The golden-eared dog called for rides as Selene requested, while she said, very calmly, “While we are in the air, your board will be slaved to mine. Your duty is to stand very still and not fall. If you try to escape, my whip can reach you. Do you understand?”

“Perfectly,” Cathoair said, and bit his lip.

Then Achilles came back to him, and hesitated. “Who is
this?” he asked, looking at Cristokos, who stood with his hood raised.

“Cristokos,” Selene said. “There was something wrong with him, but now he’s better. He turned in the nearman.”

“I should call it in—”

“Please do.” Cathoair tried not to stare at her tail, lashing. “That would be convenient. But first his sword, Achilles?”

“Bend down, please, sir.”

Cathoair did as ordered, and heard the sword blade ring like a glass bell as Achilles pulled it free. The web baldric fell to the ground as the unman backed away, getting himself and the blade away from Cathoair’s greater reach. And then he jerked, as if shocked or startled, and looked down at the thing in his hand, and dropped it to the stones. “Selene—”

He went to his knees, and Cristokos was instantly beside him, the striped hood thrown back and his black hand and his pink hand wrapped tight on Achille’s wrists as the canine curled into a ball. “Shh,” he said. “Shh. That one will endure. It is a promise.”

Cathoair drew a deep breath and went to retrieve Alvitr. From above came the hum of the hoverboards descending.

 

T
he rattle of a helicopter greeted Muire before they had halfway ascended. She wasn’t surprised; Thjierry had to be expecting them, given what she was doing to Kasimir’s valley. But she did lean over his necks and urge him to climb harder, higher, faster. She didn’t think Thjierry would shoot at them. But she hadn’t thought Thjierry would sacrifice an entire world to save one city, either.

As the helicopter swung into view, Kasimir beat for altitude.
It was a glossy glass and metal bubble, spider-black, long mantis legs folded tight under the cabin. When Muire turned to look, she glimpsed the machine gun and rocket ports. “Go!” she shouted at Kasimir. “Go!

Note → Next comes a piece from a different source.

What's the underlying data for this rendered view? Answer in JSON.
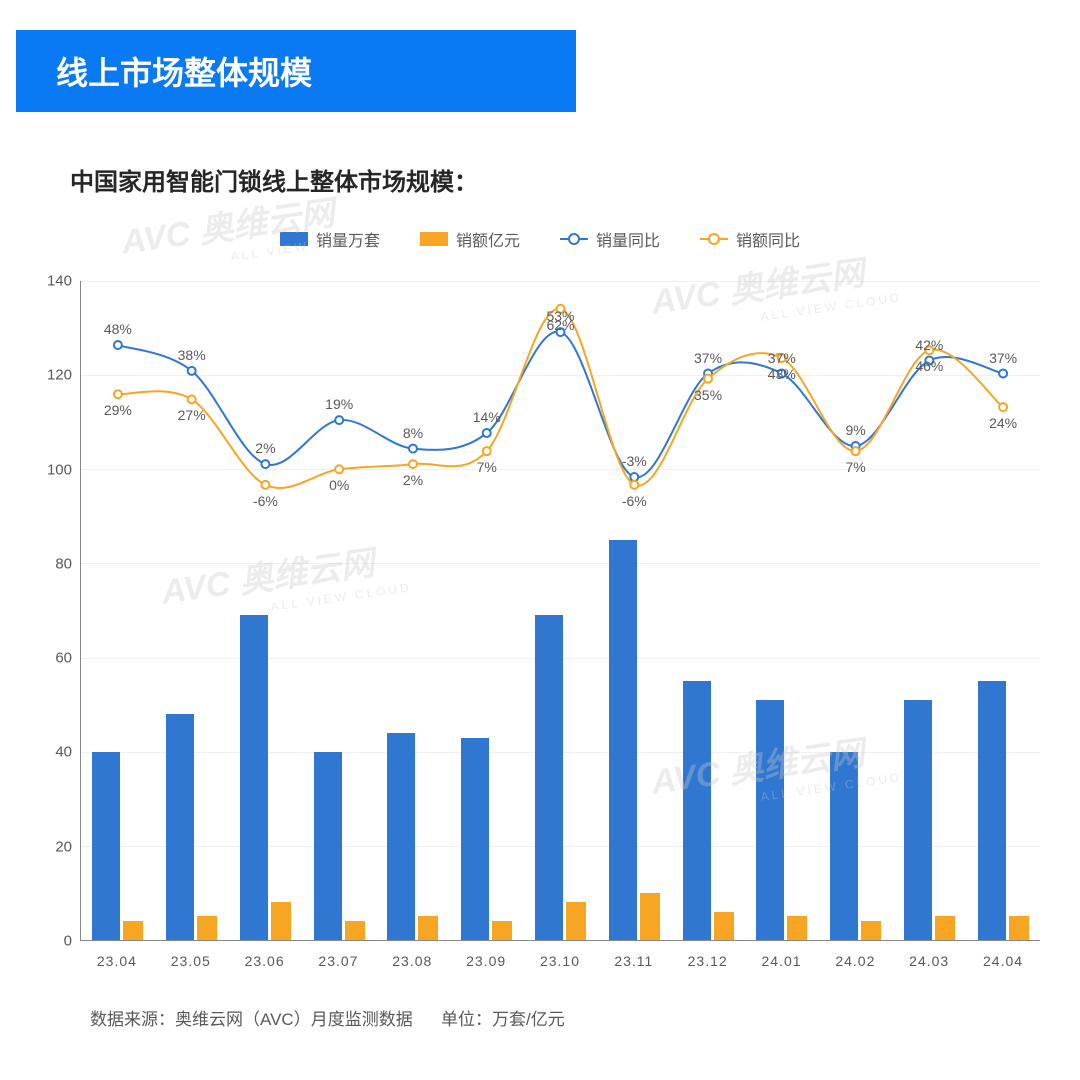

Go!”

I do not fear that machine,
he said, but he heeded her demands and fled it, putting himself between the helicopter and the glass and brick walls of the university so the pilot dare not take a shot.

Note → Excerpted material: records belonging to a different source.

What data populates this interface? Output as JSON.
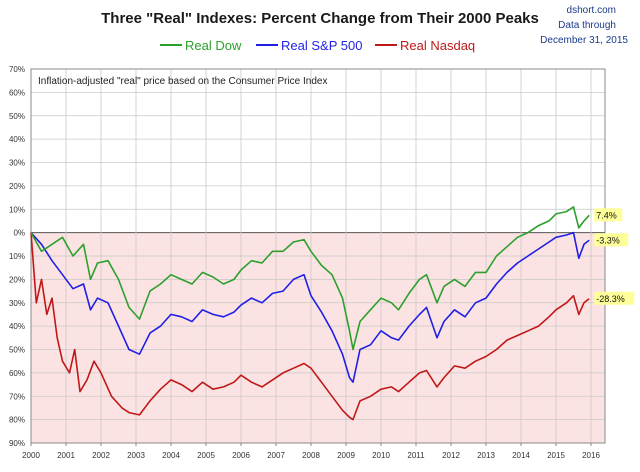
{
  "chart_data": {
    "type": "line",
    "title": "Three \"Real\" Indexes: Percent Change from Their 2000 Peaks",
    "annotation": "Inflation-adjusted \"real\" price based on the Consumer Price Index",
    "source": {
      "site": "dshort.com",
      "line2": "Data through",
      "line3": "December 31, 2015"
    },
    "x_ticks": [
      "2000",
      "2001",
      "2002",
      "2003",
      "2004",
      "2005",
      "2006",
      "2007",
      "2008",
      "2009",
      "2010",
      "2011",
      "2012",
      "2013",
      "2014",
      "2015",
      "2016"
    ],
    "y_ticks": [
      {
        "value": 70,
        "label": "70%"
      },
      {
        "value": 60,
        "label": "60%"
      },
      {
        "value": 50,
        "label": "50%"
      },
      {
        "value": 40,
        "label": "40%"
      },
      {
        "value": 30,
        "label": "30%"
      },
      {
        "value": 20,
        "label": "20%"
      },
      {
        "value": 10,
        "label": "10%"
      },
      {
        "value": 0,
        "label": "0%"
      },
      {
        "value": -10,
        "label": "10%"
      },
      {
        "value": -20,
        "label": "20%"
      },
      {
        "value": -30,
        "label": "30%"
      },
      {
        "value": -40,
        "label": "40%"
      },
      {
        "value": -50,
        "label": "50%"
      },
      {
        "value": -60,
        "label": "60%"
      },
      {
        "value": -70,
        "label": "70%"
      },
      {
        "value": -80,
        "label": "80%"
      },
      {
        "value": -90,
        "label": "90%"
      }
    ],
    "xlim": [
      2000,
      2016.4
    ],
    "ylim": [
      -90,
      70
    ],
    "grid": true,
    "legend_position": "top",
    "negative_region_color": "#fce3e3",
    "series": [
      {
        "name": "Real Dow",
        "color": "#2ca02c",
        "end_label": "7.4%",
        "x": [
          2000.0,
          2000.3,
          2000.6,
          2000.9,
          2001.2,
          2001.5,
          2001.7,
          2001.9,
          2002.2,
          2002.5,
          2002.8,
          2003.1,
          2003.4,
          2003.7,
          2004.0,
          2004.3,
          2004.6,
          2004.9,
          2005.2,
          2005.5,
          2005.8,
          2006.0,
          2006.3,
          2006.6,
          2006.9,
          2007.2,
          2007.5,
          2007.8,
          2008.0,
          2008.3,
          2008.6,
          2008.9,
          2009.1,
          2009.2,
          2009.4,
          2009.7,
          2010.0,
          2010.3,
          2010.5,
          2010.8,
          2011.1,
          2011.3,
          2011.6,
          2011.8,
          2012.1,
          2012.4,
          2012.7,
          2013.0,
          2013.3,
          2013.6,
          2013.9,
          2014.2,
          2014.5,
          2014.8,
          2015.0,
          2015.3,
          2015.5,
          2015.65,
          2015.8,
          2015.95
        ],
        "y": [
          0,
          -8,
          -5,
          -2,
          -10,
          -5,
          -20,
          -13,
          -12,
          -20,
          -32,
          -37,
          -25,
          -22,
          -18,
          -20,
          -22,
          -17,
          -19,
          -22,
          -20,
          -16,
          -12,
          -13,
          -8,
          -8,
          -4,
          -3,
          -8,
          -14,
          -18,
          -28,
          -42,
          -50,
          -38,
          -33,
          -28,
          -30,
          -33,
          -26,
          -20,
          -18,
          -30,
          -23,
          -20,
          -23,
          -17,
          -17,
          -10,
          -6,
          -2,
          0,
          3,
          5,
          8,
          9,
          11,
          2,
          5,
          7.4
        ]
      },
      {
        "name": "Real S&P 500",
        "color": "#1f1fe6",
        "end_label": "-3.3%",
        "x": [
          2000.0,
          2000.3,
          2000.6,
          2000.9,
          2001.2,
          2001.5,
          2001.7,
          2001.9,
          2002.2,
          2002.5,
          2002.8,
          2003.1,
          2003.4,
          2003.7,
          2004.0,
          2004.3,
          2004.6,
          2004.9,
          2005.2,
          2005.5,
          2005.8,
          2006.0,
          2006.3,
          2006.6,
          2006.9,
          2007.2,
          2007.5,
          2007.8,
          2008.0,
          2008.3,
          2008.6,
          2008.9,
          2009.1,
          2009.2,
          2009.4,
          2009.7,
          2010.0,
          2010.3,
          2010.5,
          2010.8,
          2011.1,
          2011.3,
          2011.6,
          2011.8,
          2012.1,
          2012.4,
          2012.7,
          2013.0,
          2013.3,
          2013.6,
          2013.9,
          2014.2,
          2014.5,
          2014.8,
          2015.0,
          2015.3,
          2015.5,
          2015.65,
          2015.8,
          2015.95
        ],
        "y": [
          0,
          -5,
          -12,
          -18,
          -24,
          -22,
          -33,
          -28,
          -30,
          -40,
          -50,
          -52,
          -43,
          -40,
          -35,
          -36,
          -38,
          -33,
          -35,
          -36,
          -34,
          -31,
          -28,
          -30,
          -26,
          -25,
          -20,
          -18,
          -27,
          -34,
          -42,
          -52,
          -62,
          -64,
          -50,
          -48,
          -42,
          -45,
          -46,
          -40,
          -35,
          -32,
          -45,
          -38,
          -33,
          -36,
          -30,
          -28,
          -22,
          -17,
          -13,
          -10,
          -7,
          -4,
          -2,
          -1,
          0,
          -11,
          -5,
          -3.3
        ]
      },
      {
        "name": "Real Nasdaq",
        "color": "#c01818",
        "end_label": "-28.3%",
        "x": [
          2000.0,
          2000.15,
          2000.3,
          2000.45,
          2000.6,
          2000.75,
          2000.9,
          2001.1,
          2001.25,
          2001.4,
          2001.6,
          2001.8,
          2002.0,
          2002.3,
          2002.6,
          2002.8,
          2003.1,
          2003.4,
          2003.7,
          2004.0,
          2004.3,
          2004.6,
          2004.9,
          2005.2,
          2005.5,
          2005.8,
          2006.0,
          2006.3,
          2006.6,
          2006.9,
          2007.2,
          2007.5,
          2007.8,
          2008.0,
          2008.3,
          2008.6,
          2008.9,
          2009.1,
          2009.2,
          2009.4,
          2009.7,
          2010.0,
          2010.3,
          2010.5,
          2010.8,
          2011.1,
          2011.3,
          2011.6,
          2011.8,
          2012.1,
          2012.4,
          2012.7,
          2013.0,
          2013.3,
          2013.6,
          2013.9,
          2014.2,
          2014.5,
          2014.8,
          2015.0,
          2015.3,
          2015.5,
          2015.65,
          2015.8,
          2015.95
        ],
        "y": [
          0,
          -30,
          -20,
          -35,
          -28,
          -45,
          -55,
          -60,
          -50,
          -68,
          -63,
          -55,
          -60,
          -70,
          -75,
          -77,
          -78,
          -72,
          -67,
          -63,
          -65,
          -68,
          -64,
          -67,
          -66,
          -64,
          -61,
          -64,
          -66,
          -63,
          -60,
          -58,
          -56,
          -58,
          -64,
          -70,
          -76,
          -79,
          -80,
          -72,
          -70,
          -67,
          -66,
          -68,
          -64,
          -60,
          -59,
          -66,
          -62,
          -57,
          -58,
          -55,
          -53,
          -50,
          -46,
          -44,
          -42,
          -40,
          -36,
          -33,
          -30,
          -27,
          -35,
          -30,
          -28.3
        ]
      }
    ]
  }
}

I don’t want to have to kill the pilot.

Oh
, said the warhorse.
Of course not.

He turned on a feathertip, a spiral as tight as a bedspring, and Muire felt the bend of his spine through her seatbones. Down now, down plunging, whizzing between buildings and, when he pulled out, over the heads of shrieking students. The helicopter roared after, electing a more conservative height, and Muire locked both hands on the pommel of the saddle and let the wind pull her arms out straight. Mouth open, whooping with joy as Kasimir ruptured the air.